Vieles, was die Politik beschließt, mag für einen Großbauern mit mehreren hundert oder gar tausend Hektar Fläche machbar sein: Dieser legt einfach ein paar Hektar Randstreifen still und erfüllt damit die Forderungen, für Klein- oder Nebenerwerbslandwirte ist so etwas in der Praxis aber kaum umsetzbar.

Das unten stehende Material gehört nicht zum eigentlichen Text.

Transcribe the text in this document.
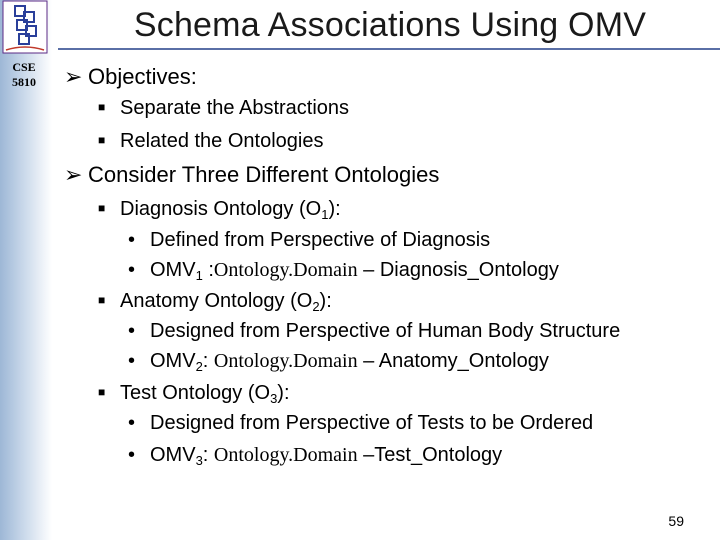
CSE
5810
Schema Associations Using OMV
➢ Objectives:
■ Separate the Abstractions
■ Related the Ontologies
➢ Consider Three Different Ontologies
■ Diagnosis Ontology $(O_1)$:
• Defined from Perspective of Diagnosis
• $OMV_1$ :Ontology.Domain – Diagnosis_Ontology
■ Anatomy Ontology $(O_2)$:
• Designed from Perspective of Human Body Structure
• $OMV_2$: Ontology.Domain – Anatomy_Ontology
■ Test Ontology $(O_3)$:
• Designed from Perspective of Tests to be Ordered
• $OMV_3$: Ontology.Domain –Test_Ontology
59
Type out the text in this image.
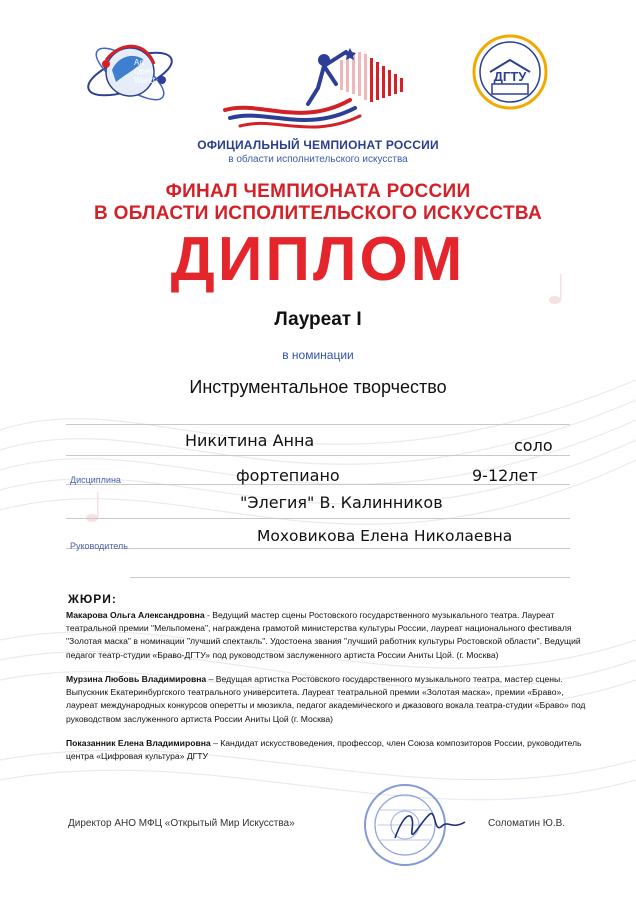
Art
Open
World	ДГТУ
ОФИЦИАЛЬНЫЙ ЧЕМПИОНАТ РОССИИ
в области исполнительского искусства
ФИНАЛ ЧЕМПИОНАТА РОССИИ
В ОБЛАСТИ ИСПОЛИТЕЛЬСКОГО ИСКУССТВА
ДИПЛОМ
Лауреат I
в номинации
Инструментальное творчество
Никитина Анна	соло
Дисциплина	фортепиано	9-12лет
"Элегия" В. Калинников
Руководитель
Моховикова Елена Николаевна
ЖЮРИ:
Макарова Ольга Александровна - Ведущий мастер сцены Ростовского государственного музыкального театра. Лауреат театральной премии "Мельпомена", награждена грамотой министерства культуры России, лауреат национального фестиваля "Золотая маска" в номинации "лучший спектакль". Удостоена звания "лучший работник культуры Ростовской области". Ведущий педагог театр-студии «Браво-ДГТУ» под руководством заслуженного артиста России Аниты Цой. (г. Москва)
Мурзина Любовь Владимировна – Ведущая артистка Ростовского государственного музыкального театра, мастер сцены. Выпускник Екатеринбургского театрального университета. Лауреат театральной премии «Золотая маска», премии «Браво», лауреат международных конкурсов оперетты и мюзикла, педагог академического и джазового вокала театра-студии «Браво» под руководством заслуженного артиста России Аниты Цой (г. Москва)
Показанник Елена Владимировна – Кандидат искусствоведения, профессор, член Союза композиторов России, руководитель центра «Цифровая культура» ДГТУ
Директор АНО МФЦ «Открытый Мир Искусства»	Соломатин Ю.В.
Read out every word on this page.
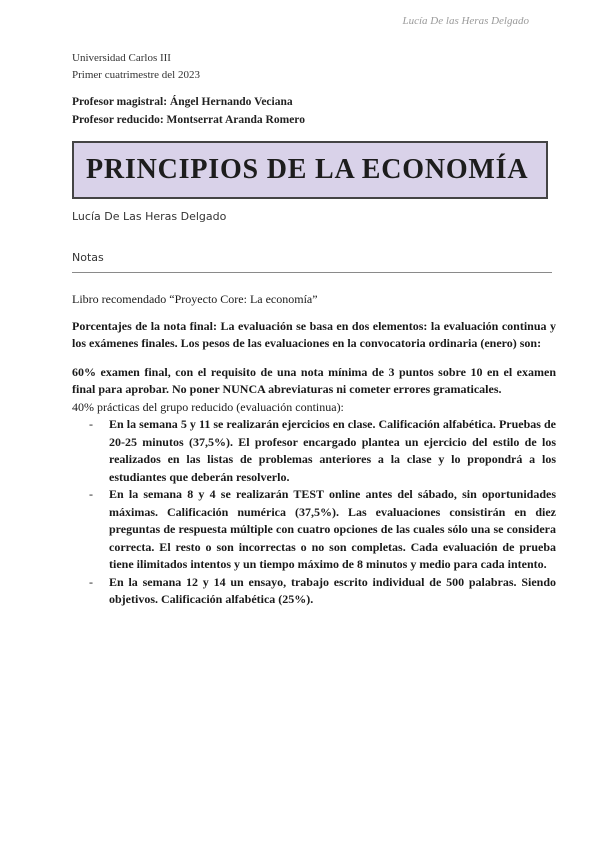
Lucía De las Heras Delgado
Universidad Carlos III
Primer cuatrimestre del 2023
Profesor magistral: Ángel Hernando Veciana
Profesor reducido: Montserrat Aranda Romero
PRINCIPIOS DE LA ECONOMÍA
Lucía De Las Heras Delgado
Notas

Libro recomendado “Proyecto Core: La economía”

Porcentajes de la nota final: La evaluación se basa en dos elementos: la evaluación continua y los exámenes finales. Los pesos de las evaluaciones en la convocatoria ordinaria (enero) son:

60% examen final, con el requisito de una nota mínima de 3 puntos sobre 10 en el examen final para aprobar. No poner NUNCA abreviaturas ni cometer errores gramaticales.

40% prácticas del grupo reducido (evaluación continua):

- En la semana 5 y 11 se realizarán ejercicios en clase. Calificación alfabética. Pruebas de 20-25 minutos (37,5%). El profesor encargado plantea un ejercicio del estilo de los realizados en las listas de problemas anteriores a la clase y lo propondrá a los estudiantes que deberán resolverlo.
- En la semana 8 y 4 se realizarán TEST online antes del sábado, sin oportunidades máximas. Calificación numérica (37,5%). Las evaluaciones consistirán en diez preguntas de respuesta múltiple con cuatro opciones de las cuales sólo una se considera correcta. El resto o son incorrectas o no son completas. Cada evaluación de prueba tiene ilimitados intentos y un tiempo máximo de 8 minutos y medio para cada intento.
- En la semana 12 y 14 un ensayo, trabajo escrito individual de 500 palabras. Siendo objetivos. Calificación alfabética (25%).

Und wenn dann die Wissenschaft auch noch feststellt, dass es eine Fehlannahme sei, dass in Stilllegungsflächen die biologische Vielfalt steigt, dann ist das Verständnis zwischen den Landwirten und dem politischen Umweltschutz verwirrt bis deutlich gestört. „Deshalb ist es schön, dass die Politik zu uns kommt“, so der Vorsitzende Christoph Zimmer, „und mitnimmt, was unsere Erfahrung ist und nicht als Fehl- oder verfälschte Information im Netz steht.“

Mit einer Stimme sprechen

In dieselbe Kerbe hieb auch Helmut Bleher vom Bauernverband: „Für uns geht es nicht um Groß gegen Klein, nicht um bio gegen konventionell. Wir Bauern dürfen uns nicht auseinanderdividieren lassen. Wir müssen gegenüber der Politik mit einer Stimme sprechen, sonst haben wir verloren.“ Dies gelte auch für den Wald, bestätigte Christoph Zimmer, im Hinterkopf das seit Jahren immer noch schwebende Kartellrechtsverfahren, das den staatlichen Forstämtern verbietet, Nadelstammholz der privaten Waldbesitzer zu vermarkten. Wichtig sei, dass alle Waldbesitzarten, privat, kommunal, groß und klein zusammenhalten.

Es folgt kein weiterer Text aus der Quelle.